Greyhounds are the fastest dogs in the world, and as such have slender, long-legged physiques. If you adopted a retiring racing greyhound it may be at racing weight, which is about 2.27 to 3.18 Kilogram heavier than pet weight, according to Greyhound Adoption California. A greyhound that was ill, injured or neglected may need extra help to gain weight, as well. Work with your veterinarian to devise a healthy diet, rather than trying to put weight on your greyhound by feeding a lot of treats, snacks and table scraps.

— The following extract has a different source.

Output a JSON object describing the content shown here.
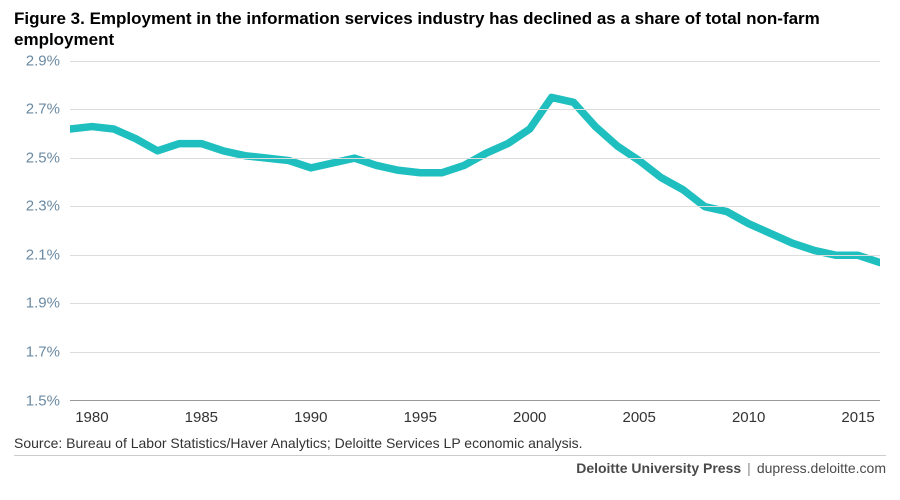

Take your greyhound to the veterinarian for a thorough examination, including blood work and dental exam. There are a number of illnesses that can cause weight loss, or restrict weight gain. Additionally, dental or gum problems can cause your dog to have trouble eating, especially dry food. Ask the veterinarian to recommend a quality dry dog food, if there is no medical problem found.
Feed your dog a high-quality dry dog food from a pet store, as recommended by the veterinarian. Divide the daily ration into two or three meals to encourage eating more and to lessen the chance of bloat. Switch the dog to a new food gradually, by increasing the amount of the new food and decreasing the amount of its old food weekly until the new food is all that's being fed.
Measure the amount of food you give your greyhound at each meal, and keep a written record of how much is eaten. If you have switched to a better dry food, start by feeding an amount in the middle of the range recommended on the bag for your dog's weight. Increase as needed, depending on the dog's appetite and whether the dog begins to gain weight. Water should be clean, fresh and always available.
Keep a written record of the dog's stool consistency if diarrhoea seems to occur frequently. The written records will be helpful for the veterinarian to see if the dog doesn't gain weight and must return another examination.
Write down the amount and type of exercise and work that your greyhound does each day. This information should go in the same record as the amount of food and frequency of diarrhoea, and taken to the vet when your dog visits. It's possible you are working or exercising your dog too much without adjusting the food properly.
Take the dog and records to a veterinary allergy specialist if it still is not gaining weight. There may be a food allergy that is causing the problem, although it is less likely than other illnesses. Ask your veterinarian if another specialist, such as an endocrinologist or gastroenterologist would be helpful.
A dog should be heavy enough that you cannot see the ribs, but slender enough that you can easily feel the ribs without having to push hard.
Tips and warnings
- A dog should be heavy enough that you cannot see the ribs, but slender enough that you can easily feel the ribs without having to push hard.